GeekWire notes that this isn’t a definitive end to ride-sharing’s insurance woes:

It’s unclear if the expanded insurance coverage will do enough to ensure that drivers are covered when working for Lyft. Insurance companies argue that drivers who work for ridesharing companies need to carry commercial insurance policies, which often cost thousands of dollars a month. Drivers have reported having their personal policies cancelled when their insurers find out that they are driving for a ridesharing company, while others have had their claims denied if they’re in an accident on the job.

The Atlantic Cities writes that the wrongful death claim will define Uber:

A case like this has inevitably hovered over the so-called “sharing economy” for some time now: Someone was bound to be badly hurt – or in this case, killed – forcing the question of who bears responsibility when strangers rent rides or cars (or power drills) from each other, all with scant regulation.

Reuters reports on cities’ reluctance to accept ride-sharing services until they get better insurance:

Using mobile apps to connect passengers with drivers, ridesharing services like UberX and Lyft say they are bringing new zip to transportation. But a number of cities say they don’t want to share the road until they get something utilitarian: better insurance.

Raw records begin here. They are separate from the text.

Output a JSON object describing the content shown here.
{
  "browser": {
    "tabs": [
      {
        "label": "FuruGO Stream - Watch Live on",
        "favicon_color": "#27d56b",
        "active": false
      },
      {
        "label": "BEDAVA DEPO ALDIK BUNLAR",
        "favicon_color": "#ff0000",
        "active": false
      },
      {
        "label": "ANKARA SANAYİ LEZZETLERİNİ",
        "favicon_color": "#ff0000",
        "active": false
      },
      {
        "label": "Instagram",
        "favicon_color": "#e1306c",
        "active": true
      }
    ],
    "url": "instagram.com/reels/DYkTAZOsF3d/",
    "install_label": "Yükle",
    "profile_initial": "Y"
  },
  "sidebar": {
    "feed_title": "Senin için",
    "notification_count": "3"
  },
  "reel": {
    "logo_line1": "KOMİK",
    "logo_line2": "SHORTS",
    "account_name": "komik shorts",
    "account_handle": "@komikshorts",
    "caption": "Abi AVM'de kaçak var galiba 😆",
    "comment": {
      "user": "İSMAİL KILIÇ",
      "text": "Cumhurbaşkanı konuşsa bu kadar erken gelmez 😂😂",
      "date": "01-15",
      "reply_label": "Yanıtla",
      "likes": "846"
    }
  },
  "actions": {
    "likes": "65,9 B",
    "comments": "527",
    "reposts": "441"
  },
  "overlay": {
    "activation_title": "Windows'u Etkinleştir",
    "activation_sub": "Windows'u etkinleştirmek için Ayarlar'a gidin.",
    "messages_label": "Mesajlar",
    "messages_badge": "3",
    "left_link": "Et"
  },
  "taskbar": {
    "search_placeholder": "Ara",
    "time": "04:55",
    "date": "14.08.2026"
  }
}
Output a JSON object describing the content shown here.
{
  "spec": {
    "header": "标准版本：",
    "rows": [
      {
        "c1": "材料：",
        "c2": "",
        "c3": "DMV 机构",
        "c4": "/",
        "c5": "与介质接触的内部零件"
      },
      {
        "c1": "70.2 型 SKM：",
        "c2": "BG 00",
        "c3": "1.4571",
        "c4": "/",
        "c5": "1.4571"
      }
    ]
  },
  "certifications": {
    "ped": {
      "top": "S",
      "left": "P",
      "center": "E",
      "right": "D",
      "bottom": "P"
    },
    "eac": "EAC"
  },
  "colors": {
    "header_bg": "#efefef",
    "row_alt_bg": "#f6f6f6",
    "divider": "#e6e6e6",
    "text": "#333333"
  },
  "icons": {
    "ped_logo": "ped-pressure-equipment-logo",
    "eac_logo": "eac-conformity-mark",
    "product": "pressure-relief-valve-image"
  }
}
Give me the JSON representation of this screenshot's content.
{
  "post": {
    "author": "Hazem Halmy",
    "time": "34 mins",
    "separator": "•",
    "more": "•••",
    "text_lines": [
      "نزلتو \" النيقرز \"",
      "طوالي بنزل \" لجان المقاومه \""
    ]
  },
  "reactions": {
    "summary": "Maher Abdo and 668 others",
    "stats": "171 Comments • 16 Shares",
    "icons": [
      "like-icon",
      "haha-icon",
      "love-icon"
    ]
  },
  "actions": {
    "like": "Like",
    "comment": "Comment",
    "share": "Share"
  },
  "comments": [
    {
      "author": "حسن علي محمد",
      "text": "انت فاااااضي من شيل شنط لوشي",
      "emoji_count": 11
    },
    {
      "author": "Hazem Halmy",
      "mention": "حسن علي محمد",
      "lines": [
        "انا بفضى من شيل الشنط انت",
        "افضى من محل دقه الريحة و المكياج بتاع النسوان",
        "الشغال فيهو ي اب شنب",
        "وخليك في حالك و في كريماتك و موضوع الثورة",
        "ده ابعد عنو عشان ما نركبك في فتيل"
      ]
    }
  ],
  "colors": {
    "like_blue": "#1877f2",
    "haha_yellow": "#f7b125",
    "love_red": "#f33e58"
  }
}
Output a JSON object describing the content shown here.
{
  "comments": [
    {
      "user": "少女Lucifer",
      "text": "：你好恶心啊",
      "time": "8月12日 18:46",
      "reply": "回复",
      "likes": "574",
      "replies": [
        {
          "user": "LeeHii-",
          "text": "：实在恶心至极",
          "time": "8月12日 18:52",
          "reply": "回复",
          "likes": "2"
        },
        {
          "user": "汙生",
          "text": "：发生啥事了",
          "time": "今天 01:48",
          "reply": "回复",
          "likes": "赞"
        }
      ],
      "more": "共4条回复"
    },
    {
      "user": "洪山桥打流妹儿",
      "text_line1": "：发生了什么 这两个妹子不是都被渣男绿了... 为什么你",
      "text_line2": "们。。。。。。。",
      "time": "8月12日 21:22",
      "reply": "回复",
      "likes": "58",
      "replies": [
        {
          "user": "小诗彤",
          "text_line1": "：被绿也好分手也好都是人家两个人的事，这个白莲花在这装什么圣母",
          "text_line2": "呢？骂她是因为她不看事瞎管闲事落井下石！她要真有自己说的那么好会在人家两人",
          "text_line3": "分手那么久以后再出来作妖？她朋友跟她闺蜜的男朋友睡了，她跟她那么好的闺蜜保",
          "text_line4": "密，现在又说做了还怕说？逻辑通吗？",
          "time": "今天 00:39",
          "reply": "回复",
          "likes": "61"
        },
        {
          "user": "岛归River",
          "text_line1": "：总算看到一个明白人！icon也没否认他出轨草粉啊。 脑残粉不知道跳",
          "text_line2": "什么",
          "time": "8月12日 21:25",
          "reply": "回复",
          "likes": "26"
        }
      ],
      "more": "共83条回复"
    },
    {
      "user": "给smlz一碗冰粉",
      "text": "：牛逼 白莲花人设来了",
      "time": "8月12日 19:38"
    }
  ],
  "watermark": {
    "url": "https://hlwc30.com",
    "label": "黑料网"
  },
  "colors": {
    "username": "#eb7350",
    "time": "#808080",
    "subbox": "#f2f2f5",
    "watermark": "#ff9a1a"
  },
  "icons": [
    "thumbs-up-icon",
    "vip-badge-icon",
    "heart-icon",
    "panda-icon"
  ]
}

If the cities insist, they could slow or halt the services’ expansion. The conflict poses the latest challenge to the nascent “sharing economy,” which allows people to rent out personal property and services, often on an ad hoc basis.

Pando weighs in

Pando alum Richard Nieva wrote about insurance’s effect on ride-sharing last April:

But even with the long laundry list of attacks by city hall, the trickiest obstacle for sharing economy companies – particularly in the car-sharing space – is the arms length relationship they have with the insurance industry. Early adopters — call them the Napster generation — are happy to break the law within reason. Putting their savings at risk by lending an asset that insurance won’t cover (up to a certain point) may be another matter.

Carmel DeAmicis wrote about Uber’s liability in the wrongful death case in January:

To be clear: Uber is well within its rights taking this stance as a platform company, and it is the textbook, best way to avoid future liability. This is what MySpace, Craigslist, and plenty of other platforms have done in the past when they’ve inadvertently set tragic events in motion.

But in the interest of building a lasting, trusted consumer brand, Uber may be making a major, risk-the-company mistake with this approach — particularly with something as horrific as the death of a child.

She then condemned the closed-door meetings of Lyft’s P2P Rideshare Coalition in February:

At this point, information about insurance for private hire vehicles is a matter of public safety. We can look to the pedestrian injured by a fire hydrant when an Uber driver hit another car, or to the family suing Uber for compensation for their daughter’s death. People have a right to know more about ridesharing insurance practices, before they get hit and the company washes its hands of responsibility.